Credo che l’era degli ipermercati ci abbia un po’ appiattiti su questo aspetto, nel senso che ci vogliono abituare a correre dietro alle offerte, a cercare l’offerta migliore, con un’attenzione smodata al prezzo, senza mai interrogarci sul produttore: chi è? come tratta i suoi operai? è attento solo al profitto o ha a cuore anche la sostenibilità del prodotto e del consumatore?

Giusto qualche giorno fa le Iene facevano vedere un servizio su cosa accade alle persone che vivono vicino alle discariche utilizzate dalla camorra. Guardandolo è palese che solo conoscendo il produttore e instaurando con esso un rapporto di fiducia possiamo evitare di sostenere (senza saperlo) certe situazioni. Per questo nel GAS non si parla mai di prezzo più basso, ma si parla di prezzo giusto.
Da qui l’invito (per me è stato un passaggio mentale che ho fatto fatica a fare, mi ci è voluto parecchio tempo) a valutare un prodotto nella sua complessità, cercando di andare a fondo e approfondirlo il più possibile.
L’invito ad ascoltare/leggere la storia dei produttori, delle loro fatiche e lotte. Si guarderanno i prodotti con un occhio diverso, anche se si consumano da anni.
L’invito a visitare i produttori vicini, per scoprire magari una realtà diversa da quella che abbiamo in testa, e chissà, arrivare anche a perdonare certi piccoli disguidi che si verificano o ad esprimere apertamente il proprio giudizio su un prodotto, non come lamentela o critica, ma perchè avere un feedback può essere molto apprezzato.

O magari tutto questo porterebbe a cambiare produttore perchè inaffidabili, non so… Però, nel bene e nel male, se ci fermiamo all’analisi di un prodotto finito, sono sicuro che stiamo conoscendo solo una piccola parte della sua storia. E quindi la valutazione che ne deriverebbe sarebbe solo parziale. Magari non ci interessa… a me sì e tanto. E credo che dovrebbe interessare anche a tutti i soci del G.A.S., altrimenti diventa un semplice G.A.

Essere più consapevoli che dietro un acquisto si nasconde una realtà ben più complessa del semplice prodotto che abbiamo in mano, permette di evitare che qualcun altro decida per noi, facendoci mangiare per esempio il “pomodoro camorrato” ben nascosto in un minestrone surgelato.

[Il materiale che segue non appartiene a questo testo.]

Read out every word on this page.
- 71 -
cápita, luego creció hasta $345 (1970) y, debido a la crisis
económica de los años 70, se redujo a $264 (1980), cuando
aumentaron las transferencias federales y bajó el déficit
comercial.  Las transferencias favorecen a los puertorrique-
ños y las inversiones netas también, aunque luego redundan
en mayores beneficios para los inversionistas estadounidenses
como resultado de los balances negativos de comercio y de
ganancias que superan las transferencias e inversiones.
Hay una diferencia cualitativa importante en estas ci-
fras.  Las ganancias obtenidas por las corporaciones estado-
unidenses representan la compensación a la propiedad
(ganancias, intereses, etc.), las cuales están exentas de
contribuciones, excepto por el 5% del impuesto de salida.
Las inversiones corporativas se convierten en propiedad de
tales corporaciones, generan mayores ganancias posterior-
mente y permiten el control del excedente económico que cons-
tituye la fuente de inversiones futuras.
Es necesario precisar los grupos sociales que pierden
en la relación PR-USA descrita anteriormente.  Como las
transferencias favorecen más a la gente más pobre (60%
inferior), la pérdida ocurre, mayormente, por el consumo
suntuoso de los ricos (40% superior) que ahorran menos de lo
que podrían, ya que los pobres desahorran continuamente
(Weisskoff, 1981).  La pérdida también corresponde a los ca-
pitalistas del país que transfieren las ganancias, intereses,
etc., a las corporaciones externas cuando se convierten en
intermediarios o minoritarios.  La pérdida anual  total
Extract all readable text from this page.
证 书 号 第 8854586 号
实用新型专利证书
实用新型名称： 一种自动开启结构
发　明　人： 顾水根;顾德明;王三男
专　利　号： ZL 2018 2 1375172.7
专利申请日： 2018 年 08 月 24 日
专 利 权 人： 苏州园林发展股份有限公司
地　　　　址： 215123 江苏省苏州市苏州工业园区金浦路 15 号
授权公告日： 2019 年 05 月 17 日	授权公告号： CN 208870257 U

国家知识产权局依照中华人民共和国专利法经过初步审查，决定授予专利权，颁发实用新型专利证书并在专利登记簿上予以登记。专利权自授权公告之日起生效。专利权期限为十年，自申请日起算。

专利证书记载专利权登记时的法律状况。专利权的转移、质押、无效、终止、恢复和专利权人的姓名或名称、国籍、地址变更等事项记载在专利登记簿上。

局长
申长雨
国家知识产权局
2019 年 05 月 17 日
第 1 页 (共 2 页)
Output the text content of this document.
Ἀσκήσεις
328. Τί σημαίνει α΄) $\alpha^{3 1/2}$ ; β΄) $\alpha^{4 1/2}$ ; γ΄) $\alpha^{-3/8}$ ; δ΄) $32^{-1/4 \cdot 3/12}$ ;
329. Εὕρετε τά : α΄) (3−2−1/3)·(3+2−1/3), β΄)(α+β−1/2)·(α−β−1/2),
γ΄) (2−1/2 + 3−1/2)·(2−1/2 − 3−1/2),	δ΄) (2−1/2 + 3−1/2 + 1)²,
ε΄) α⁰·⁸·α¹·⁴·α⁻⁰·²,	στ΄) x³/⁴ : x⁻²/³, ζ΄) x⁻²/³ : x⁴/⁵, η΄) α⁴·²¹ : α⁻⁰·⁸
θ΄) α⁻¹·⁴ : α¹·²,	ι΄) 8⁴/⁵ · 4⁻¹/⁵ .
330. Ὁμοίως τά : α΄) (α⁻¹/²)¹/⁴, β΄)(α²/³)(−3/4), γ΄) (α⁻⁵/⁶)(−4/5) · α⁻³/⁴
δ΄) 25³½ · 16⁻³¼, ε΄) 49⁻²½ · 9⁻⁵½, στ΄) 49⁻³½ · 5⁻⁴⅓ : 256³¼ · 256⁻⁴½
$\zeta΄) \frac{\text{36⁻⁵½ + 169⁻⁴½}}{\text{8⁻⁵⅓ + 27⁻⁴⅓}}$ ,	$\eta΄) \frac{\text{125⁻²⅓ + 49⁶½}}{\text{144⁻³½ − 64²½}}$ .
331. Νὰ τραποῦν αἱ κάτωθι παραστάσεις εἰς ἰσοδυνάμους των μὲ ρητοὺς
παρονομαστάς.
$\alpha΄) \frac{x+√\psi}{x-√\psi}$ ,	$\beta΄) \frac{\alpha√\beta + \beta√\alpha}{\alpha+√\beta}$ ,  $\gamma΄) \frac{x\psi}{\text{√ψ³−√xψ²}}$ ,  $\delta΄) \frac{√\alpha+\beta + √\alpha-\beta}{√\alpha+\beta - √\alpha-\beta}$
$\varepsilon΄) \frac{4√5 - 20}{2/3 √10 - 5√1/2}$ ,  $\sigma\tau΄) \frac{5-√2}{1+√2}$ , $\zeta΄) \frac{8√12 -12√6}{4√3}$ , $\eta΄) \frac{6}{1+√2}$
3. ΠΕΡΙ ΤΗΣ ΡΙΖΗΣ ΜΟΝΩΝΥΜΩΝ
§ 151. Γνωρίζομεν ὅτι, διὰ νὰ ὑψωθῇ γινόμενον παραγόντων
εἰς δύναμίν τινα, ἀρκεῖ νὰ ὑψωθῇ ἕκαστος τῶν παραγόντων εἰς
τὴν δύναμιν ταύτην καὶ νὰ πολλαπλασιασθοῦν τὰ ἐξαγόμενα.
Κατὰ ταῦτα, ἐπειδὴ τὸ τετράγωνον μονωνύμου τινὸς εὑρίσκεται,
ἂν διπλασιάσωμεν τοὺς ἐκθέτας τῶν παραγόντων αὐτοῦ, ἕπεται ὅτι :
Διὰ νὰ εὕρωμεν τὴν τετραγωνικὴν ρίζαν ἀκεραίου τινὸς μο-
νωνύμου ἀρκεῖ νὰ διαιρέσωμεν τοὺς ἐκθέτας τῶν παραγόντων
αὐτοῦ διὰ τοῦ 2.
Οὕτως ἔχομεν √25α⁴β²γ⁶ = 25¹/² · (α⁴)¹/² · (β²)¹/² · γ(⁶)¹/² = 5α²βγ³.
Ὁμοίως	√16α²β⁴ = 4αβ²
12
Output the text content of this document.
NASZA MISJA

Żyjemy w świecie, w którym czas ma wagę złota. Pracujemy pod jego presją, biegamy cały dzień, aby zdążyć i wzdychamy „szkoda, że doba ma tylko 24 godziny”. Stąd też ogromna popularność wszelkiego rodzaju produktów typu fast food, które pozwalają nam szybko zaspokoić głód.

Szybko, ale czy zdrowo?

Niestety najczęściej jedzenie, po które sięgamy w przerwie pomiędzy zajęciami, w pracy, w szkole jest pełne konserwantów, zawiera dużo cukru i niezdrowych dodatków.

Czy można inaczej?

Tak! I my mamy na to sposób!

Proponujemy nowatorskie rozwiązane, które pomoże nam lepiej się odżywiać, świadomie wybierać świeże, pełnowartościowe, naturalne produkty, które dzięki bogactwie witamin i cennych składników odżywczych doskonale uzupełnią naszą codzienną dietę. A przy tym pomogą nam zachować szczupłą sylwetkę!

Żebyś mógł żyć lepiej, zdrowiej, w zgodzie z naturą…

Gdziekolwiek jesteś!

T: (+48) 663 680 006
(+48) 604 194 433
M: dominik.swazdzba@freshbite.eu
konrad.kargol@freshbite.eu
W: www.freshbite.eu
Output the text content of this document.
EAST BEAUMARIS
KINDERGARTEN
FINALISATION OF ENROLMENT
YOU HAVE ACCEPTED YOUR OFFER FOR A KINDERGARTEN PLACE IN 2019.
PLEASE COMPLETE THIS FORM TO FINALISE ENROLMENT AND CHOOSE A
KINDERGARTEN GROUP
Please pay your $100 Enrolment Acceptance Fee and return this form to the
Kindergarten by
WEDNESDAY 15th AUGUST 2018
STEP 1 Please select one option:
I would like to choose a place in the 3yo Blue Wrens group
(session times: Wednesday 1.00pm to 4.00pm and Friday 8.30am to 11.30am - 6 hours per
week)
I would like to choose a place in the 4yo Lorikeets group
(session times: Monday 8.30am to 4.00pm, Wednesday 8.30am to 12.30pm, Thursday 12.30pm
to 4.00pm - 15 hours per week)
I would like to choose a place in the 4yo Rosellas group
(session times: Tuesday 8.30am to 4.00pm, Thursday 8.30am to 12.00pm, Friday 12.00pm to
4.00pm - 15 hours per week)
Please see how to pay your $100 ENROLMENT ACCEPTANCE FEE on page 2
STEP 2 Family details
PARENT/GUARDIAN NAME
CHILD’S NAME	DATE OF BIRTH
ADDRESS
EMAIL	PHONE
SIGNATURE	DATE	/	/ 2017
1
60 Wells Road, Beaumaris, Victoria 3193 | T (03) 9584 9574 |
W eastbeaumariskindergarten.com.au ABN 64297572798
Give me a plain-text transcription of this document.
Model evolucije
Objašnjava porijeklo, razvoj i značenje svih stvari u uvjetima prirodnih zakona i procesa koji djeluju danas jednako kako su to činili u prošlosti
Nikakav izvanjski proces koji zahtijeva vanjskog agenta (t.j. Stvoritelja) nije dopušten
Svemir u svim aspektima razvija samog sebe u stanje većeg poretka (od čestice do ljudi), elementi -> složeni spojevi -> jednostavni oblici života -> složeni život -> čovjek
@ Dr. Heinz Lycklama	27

Spero che l’incontro con Stefano Pescarmona abbia inserito qualche dubbio anche in altri. Gli incontri del GAS non sono solo una palla, ma anche un modo per crescere nella consapevolezza!

 

E’ poi iniziata l’assemblea dei soci del GAS LE GIARE.

I componenti del CD sono stati confermati per un altro anno, tranne Laura che ha dato le dimissioni. E’ stata perciò nominata ELENA ZANNONI (sottogr. Reggio/Scandiano). Ringraziamo entrambe!

Claudio ha illustrato brevemente che cos’è successo nel nostro GAS dall’inizio dell’anno e ha presentato il DES REGGIO EMILIA nato poco tempo fa e il CRESER Coordinamento regionale per l’economia solidale in Emilia Romagna, a cui i soci hanno deciso di aderire. Uno dei progetti della rete economico-sociale locale è “VERSO TERRE DI REGGIO EMILIA” che Vittorio della Rete Acqua Suolo ci ha raccontato e descritto.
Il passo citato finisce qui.